[Radu]

 We have the electronic configurations: Ni:[Ar]3d⁸4s²;
                                                         Pd:[Kr]4d¹⁰
                                                         Pt:[Xe]4f¹⁴5d⁹6s¹

     Can anybody explain me why Pt chooses to be paramgnetic? I know that the energy differences between different shields are lowering with the increase of n, so that's why 4d gets fully occupied at Pd. But why Pt:[Xe]4f¹⁴5d⁹6s¹ and not 5d¹⁰?

[Enthalpy]

Magnetism is a molecular property. Atomic orbitals won't tell you much about the metal.

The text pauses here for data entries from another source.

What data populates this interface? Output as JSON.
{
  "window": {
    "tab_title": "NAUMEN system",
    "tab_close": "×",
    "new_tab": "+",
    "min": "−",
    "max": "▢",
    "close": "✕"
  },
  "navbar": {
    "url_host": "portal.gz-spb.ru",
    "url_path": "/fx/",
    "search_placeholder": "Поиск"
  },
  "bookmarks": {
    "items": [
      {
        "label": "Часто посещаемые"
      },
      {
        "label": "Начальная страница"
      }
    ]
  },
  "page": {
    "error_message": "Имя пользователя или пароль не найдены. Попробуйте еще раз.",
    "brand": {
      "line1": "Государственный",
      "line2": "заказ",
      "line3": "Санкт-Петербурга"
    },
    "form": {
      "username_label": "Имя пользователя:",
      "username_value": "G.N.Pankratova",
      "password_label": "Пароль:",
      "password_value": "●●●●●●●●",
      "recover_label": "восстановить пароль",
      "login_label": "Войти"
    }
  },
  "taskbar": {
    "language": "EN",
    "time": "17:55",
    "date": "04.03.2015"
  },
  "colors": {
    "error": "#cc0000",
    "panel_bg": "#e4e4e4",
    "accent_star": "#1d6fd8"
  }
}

Examples: austenitic stainless steel, with Fe Cr Ni, isn't ferromagnetic, unless cold-worked.
But Mn Zn "ferrites" are used everyday as magnetic cores.

[Radu]

 I don't think I understand. Are you saying that the magnetic measurements used to determine the electronic structures have been conducted on sheets of metal on atoms rather than on atoms and that the results were showing the behaviour of the "molecular" Pt instead of an Pt atom? Or what?
  I am looking more for a quantum mechanics reason.

[Corribus]

Maybe you'll find this link helpful?

http://www.chemguide.co.uk/atoms/properties/3d4sproblem.html

[Enthalpy]

Oops, atoms.

We had a discussion on chemicalforums about the scandium to zinc group, and it was already a mess. By including the repulsion of electrons within a single orbital, plus some interaction among two shells, it was possible to reproduce more or less the filling sequence. But I doubt any prediction can be made for heavier atoms.

"QM reason"... The filling sequence resulting from repulsions, hence from geometric details, it won't be a simple consideration on quantum numbers.